- Born: 3 May 1904 Elsternwick, Victoria
- Died: 20 March 1977 (aged 72) Shearwater, Tasmania

= Geoffrey Lemprière =

Australian woolbuyer and soldier

Geoffrey Raoul Lemprière (3 May 1904 - 20 March 1977) was an Australian woolbuyer and soldier.

He was born at Elsternwick, the eldest son of woolbroker Audley Raoul Lemprière and Adelaide Maude, née Greene. His father was a grandson of Thomas Lempriere. He attended Grange Hill Open Air School in Sandringham and Geelong Grammar School before studying in Switzerland at L'Ecole de Commerce in Neuchâtel. After a period in Europe he returned to Australia and was elected a director of his father's firm, A. R. Lemprière Pty Ltd, when the latter died in 1931. He was based in Belgium during this period, but returned to Australia when World War II broke out. After twelve months in the Australian Imperial Force he transferred to the Royal Australian Air Force in July 1941 and was posted to Rabaul. During the evacuation of New Britain he was captured by the Japanese and sent to a prisoner of war camp in Japan; he was mentioned in despatches for his conduct as a prisoner of war.

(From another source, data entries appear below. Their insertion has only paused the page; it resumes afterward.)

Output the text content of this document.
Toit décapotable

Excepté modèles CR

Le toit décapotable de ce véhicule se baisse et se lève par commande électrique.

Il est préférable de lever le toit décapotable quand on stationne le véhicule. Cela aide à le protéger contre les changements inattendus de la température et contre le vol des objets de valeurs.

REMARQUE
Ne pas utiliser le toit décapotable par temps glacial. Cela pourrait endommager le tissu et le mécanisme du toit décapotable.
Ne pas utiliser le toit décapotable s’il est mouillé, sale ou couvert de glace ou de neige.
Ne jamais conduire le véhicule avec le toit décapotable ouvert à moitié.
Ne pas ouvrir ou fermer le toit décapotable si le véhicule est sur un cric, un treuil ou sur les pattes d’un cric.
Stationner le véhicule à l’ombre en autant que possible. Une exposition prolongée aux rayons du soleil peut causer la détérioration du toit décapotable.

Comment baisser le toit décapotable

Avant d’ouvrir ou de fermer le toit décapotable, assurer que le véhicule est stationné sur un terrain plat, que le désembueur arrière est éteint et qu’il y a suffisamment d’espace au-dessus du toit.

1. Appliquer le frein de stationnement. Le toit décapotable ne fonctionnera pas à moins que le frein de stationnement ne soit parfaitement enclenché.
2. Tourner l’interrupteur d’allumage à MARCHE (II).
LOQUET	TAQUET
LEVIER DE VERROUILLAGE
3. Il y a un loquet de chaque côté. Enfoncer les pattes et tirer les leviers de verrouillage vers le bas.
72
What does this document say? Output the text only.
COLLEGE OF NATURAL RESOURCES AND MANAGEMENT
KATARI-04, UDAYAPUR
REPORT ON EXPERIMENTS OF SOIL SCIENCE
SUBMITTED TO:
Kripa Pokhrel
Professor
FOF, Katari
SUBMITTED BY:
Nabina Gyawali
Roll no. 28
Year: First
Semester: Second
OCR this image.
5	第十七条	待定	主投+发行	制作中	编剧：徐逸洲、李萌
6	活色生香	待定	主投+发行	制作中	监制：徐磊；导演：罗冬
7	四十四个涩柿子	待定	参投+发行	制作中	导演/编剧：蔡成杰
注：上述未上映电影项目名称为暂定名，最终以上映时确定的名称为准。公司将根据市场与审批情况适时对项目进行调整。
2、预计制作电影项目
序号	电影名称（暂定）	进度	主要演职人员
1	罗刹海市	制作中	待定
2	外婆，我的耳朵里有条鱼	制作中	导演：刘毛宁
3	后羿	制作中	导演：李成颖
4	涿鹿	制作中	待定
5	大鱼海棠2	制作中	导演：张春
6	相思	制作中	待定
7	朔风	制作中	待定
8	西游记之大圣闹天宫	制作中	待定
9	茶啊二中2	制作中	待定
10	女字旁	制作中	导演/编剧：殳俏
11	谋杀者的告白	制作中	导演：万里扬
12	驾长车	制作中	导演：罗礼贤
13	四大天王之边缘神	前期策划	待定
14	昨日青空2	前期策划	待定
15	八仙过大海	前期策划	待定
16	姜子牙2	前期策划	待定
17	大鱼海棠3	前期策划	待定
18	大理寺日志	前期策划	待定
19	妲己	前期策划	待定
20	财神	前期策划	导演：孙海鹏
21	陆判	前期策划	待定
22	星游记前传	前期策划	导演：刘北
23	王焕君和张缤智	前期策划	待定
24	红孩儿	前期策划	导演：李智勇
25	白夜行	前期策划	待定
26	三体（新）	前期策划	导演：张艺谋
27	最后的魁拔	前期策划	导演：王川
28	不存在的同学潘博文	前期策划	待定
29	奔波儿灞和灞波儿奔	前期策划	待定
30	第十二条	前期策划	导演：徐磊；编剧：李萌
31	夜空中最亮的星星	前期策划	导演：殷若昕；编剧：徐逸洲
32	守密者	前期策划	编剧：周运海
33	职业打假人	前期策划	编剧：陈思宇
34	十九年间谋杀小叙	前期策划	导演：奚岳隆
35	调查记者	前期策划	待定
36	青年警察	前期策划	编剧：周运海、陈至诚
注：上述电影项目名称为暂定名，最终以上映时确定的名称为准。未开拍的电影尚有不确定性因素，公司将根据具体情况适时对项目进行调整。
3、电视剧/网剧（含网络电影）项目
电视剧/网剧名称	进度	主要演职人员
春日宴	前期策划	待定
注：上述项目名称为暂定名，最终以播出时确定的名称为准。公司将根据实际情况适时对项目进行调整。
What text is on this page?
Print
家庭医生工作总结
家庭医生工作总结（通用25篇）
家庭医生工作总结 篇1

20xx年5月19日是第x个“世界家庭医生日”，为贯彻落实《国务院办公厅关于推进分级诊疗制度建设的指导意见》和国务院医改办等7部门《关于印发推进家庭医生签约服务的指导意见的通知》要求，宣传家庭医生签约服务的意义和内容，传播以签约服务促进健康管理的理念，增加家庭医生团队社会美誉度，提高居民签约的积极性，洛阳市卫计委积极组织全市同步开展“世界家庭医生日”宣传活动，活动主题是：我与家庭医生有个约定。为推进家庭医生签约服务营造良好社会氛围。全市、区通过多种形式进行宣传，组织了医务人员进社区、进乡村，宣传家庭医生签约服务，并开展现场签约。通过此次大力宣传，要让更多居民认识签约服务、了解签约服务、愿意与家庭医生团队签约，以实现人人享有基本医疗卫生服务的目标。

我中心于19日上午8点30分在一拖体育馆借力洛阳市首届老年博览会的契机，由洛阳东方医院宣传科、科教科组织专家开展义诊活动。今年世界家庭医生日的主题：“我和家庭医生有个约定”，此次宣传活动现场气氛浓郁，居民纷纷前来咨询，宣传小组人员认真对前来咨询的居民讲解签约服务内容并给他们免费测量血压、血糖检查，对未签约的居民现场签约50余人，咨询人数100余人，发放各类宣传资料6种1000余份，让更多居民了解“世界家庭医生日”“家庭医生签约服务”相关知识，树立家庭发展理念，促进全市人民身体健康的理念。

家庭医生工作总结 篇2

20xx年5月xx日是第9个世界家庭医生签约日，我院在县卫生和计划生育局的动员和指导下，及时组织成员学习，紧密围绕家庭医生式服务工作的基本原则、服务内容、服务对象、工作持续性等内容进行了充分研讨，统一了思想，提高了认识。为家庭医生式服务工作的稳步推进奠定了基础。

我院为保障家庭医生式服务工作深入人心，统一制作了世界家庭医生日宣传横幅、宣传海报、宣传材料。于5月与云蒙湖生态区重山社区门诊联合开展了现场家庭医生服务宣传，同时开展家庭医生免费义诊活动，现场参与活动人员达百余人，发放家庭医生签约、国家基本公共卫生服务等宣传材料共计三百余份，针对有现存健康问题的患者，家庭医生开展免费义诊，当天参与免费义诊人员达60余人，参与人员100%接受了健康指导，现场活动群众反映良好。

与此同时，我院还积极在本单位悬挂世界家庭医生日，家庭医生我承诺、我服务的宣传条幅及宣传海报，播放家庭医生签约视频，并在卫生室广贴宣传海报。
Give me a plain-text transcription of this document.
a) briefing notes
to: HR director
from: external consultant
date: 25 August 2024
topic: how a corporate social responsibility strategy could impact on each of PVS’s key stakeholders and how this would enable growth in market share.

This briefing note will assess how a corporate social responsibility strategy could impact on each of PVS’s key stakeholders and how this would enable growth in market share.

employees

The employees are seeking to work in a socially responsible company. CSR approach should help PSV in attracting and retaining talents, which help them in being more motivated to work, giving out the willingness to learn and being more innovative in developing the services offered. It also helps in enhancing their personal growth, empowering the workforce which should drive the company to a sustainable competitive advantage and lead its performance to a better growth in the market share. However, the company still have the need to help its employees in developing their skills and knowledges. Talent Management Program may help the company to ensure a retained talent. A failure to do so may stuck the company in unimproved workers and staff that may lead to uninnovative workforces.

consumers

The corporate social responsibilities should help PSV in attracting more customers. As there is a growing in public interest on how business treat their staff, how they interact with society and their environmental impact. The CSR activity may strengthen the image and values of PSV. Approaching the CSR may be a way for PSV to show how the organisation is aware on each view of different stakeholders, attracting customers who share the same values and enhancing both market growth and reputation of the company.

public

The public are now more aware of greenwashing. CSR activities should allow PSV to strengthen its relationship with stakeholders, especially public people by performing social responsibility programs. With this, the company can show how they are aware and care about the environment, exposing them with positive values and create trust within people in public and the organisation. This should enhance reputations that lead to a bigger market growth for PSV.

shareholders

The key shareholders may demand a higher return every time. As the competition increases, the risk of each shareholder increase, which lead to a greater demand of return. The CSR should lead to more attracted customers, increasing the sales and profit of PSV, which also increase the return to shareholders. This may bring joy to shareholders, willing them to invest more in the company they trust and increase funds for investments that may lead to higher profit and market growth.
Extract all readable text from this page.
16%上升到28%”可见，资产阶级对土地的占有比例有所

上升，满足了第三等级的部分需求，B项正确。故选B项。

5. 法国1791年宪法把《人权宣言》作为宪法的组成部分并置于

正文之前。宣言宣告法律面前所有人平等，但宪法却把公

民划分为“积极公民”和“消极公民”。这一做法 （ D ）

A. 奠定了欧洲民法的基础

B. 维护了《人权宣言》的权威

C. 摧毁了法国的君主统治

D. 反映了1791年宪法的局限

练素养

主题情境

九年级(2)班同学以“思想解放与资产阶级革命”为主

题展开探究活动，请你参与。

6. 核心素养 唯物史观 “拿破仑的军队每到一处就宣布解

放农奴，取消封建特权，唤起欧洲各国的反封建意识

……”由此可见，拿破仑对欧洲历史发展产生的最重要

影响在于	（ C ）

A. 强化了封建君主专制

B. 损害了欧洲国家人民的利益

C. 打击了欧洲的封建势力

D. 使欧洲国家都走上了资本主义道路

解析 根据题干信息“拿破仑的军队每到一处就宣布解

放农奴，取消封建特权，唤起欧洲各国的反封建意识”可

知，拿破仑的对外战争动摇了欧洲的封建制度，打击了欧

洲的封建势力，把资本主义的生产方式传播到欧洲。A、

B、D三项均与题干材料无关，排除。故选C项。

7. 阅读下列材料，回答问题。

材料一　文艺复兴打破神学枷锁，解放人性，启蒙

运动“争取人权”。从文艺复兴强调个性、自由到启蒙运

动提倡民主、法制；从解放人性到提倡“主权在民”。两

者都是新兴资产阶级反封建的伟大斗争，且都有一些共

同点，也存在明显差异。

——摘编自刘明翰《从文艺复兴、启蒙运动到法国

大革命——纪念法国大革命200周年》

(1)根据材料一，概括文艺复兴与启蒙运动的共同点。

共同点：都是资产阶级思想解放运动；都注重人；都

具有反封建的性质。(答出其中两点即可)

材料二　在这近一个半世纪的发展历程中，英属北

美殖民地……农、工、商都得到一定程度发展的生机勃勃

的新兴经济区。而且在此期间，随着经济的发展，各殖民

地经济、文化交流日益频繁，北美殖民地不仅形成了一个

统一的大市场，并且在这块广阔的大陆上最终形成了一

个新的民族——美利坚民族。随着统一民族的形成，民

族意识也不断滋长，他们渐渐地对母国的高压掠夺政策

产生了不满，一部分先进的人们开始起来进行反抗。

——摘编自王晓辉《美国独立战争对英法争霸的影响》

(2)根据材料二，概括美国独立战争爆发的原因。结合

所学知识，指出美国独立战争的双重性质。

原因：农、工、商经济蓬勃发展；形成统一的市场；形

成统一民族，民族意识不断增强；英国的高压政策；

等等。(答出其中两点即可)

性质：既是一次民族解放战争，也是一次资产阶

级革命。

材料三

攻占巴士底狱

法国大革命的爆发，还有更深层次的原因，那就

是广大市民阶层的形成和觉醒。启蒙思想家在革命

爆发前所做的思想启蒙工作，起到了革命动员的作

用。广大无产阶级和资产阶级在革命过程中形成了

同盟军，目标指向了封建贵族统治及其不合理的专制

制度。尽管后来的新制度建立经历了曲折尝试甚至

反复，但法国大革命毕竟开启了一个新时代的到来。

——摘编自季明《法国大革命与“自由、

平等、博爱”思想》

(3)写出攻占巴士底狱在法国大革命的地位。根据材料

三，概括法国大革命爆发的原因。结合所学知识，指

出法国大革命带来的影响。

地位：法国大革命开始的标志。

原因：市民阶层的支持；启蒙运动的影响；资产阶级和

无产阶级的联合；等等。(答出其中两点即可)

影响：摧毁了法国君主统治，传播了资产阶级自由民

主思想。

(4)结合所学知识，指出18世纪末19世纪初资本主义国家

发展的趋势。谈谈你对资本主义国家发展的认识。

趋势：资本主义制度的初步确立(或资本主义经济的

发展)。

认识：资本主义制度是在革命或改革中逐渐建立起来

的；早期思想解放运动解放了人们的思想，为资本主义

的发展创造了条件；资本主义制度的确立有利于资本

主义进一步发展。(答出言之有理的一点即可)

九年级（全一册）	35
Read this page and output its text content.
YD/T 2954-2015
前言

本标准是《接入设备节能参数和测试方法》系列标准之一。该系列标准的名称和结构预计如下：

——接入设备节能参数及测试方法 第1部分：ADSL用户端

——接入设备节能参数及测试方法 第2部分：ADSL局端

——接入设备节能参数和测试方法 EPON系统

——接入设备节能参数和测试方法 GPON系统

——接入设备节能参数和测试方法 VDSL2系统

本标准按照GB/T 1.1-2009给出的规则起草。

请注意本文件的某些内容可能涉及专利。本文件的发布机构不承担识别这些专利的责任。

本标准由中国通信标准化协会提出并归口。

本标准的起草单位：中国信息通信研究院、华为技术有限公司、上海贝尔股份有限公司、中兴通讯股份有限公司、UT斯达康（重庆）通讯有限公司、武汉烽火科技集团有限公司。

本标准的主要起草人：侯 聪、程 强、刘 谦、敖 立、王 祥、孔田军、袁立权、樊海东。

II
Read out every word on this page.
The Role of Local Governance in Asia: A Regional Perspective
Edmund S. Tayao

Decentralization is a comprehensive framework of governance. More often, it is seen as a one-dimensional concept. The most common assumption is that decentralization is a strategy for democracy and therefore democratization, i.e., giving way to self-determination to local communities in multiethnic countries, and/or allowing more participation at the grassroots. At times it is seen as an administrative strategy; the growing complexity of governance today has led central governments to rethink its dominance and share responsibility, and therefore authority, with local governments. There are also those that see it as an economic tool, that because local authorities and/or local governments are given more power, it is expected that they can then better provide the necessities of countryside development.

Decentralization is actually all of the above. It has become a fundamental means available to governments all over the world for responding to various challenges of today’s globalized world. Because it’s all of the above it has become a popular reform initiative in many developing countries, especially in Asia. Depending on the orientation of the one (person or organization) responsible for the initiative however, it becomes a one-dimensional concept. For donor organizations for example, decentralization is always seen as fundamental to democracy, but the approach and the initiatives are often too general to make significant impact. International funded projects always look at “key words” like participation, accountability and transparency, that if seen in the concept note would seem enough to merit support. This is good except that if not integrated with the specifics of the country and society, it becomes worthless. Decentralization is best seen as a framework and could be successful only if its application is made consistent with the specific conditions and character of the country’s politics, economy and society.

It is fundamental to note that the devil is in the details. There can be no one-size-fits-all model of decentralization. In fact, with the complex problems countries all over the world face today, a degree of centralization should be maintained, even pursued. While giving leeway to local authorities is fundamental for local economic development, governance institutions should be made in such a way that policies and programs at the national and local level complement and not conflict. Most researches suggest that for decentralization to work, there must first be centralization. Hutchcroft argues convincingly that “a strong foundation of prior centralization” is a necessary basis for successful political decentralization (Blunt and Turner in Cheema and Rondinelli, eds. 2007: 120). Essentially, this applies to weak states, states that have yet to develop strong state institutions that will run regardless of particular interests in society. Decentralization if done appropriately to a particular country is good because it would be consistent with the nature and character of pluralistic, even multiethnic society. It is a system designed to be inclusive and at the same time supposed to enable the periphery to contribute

He resumed his old position after the war, but retired in 1955. After a period on the Australian trade mission to India, he settled in Tasmania and became state president of the Liberal Party, serving on its federal executive from 1961 to 1965. Appointed Officer of the Order of the British Empire in 1969, Lemprière died at Shearwater in 1977. He never married. His brothers William and Peter were also well-known wool buyers, while artist Helen Lempriere (whose maternal family was that of singer Nellie Melba) was his cousin.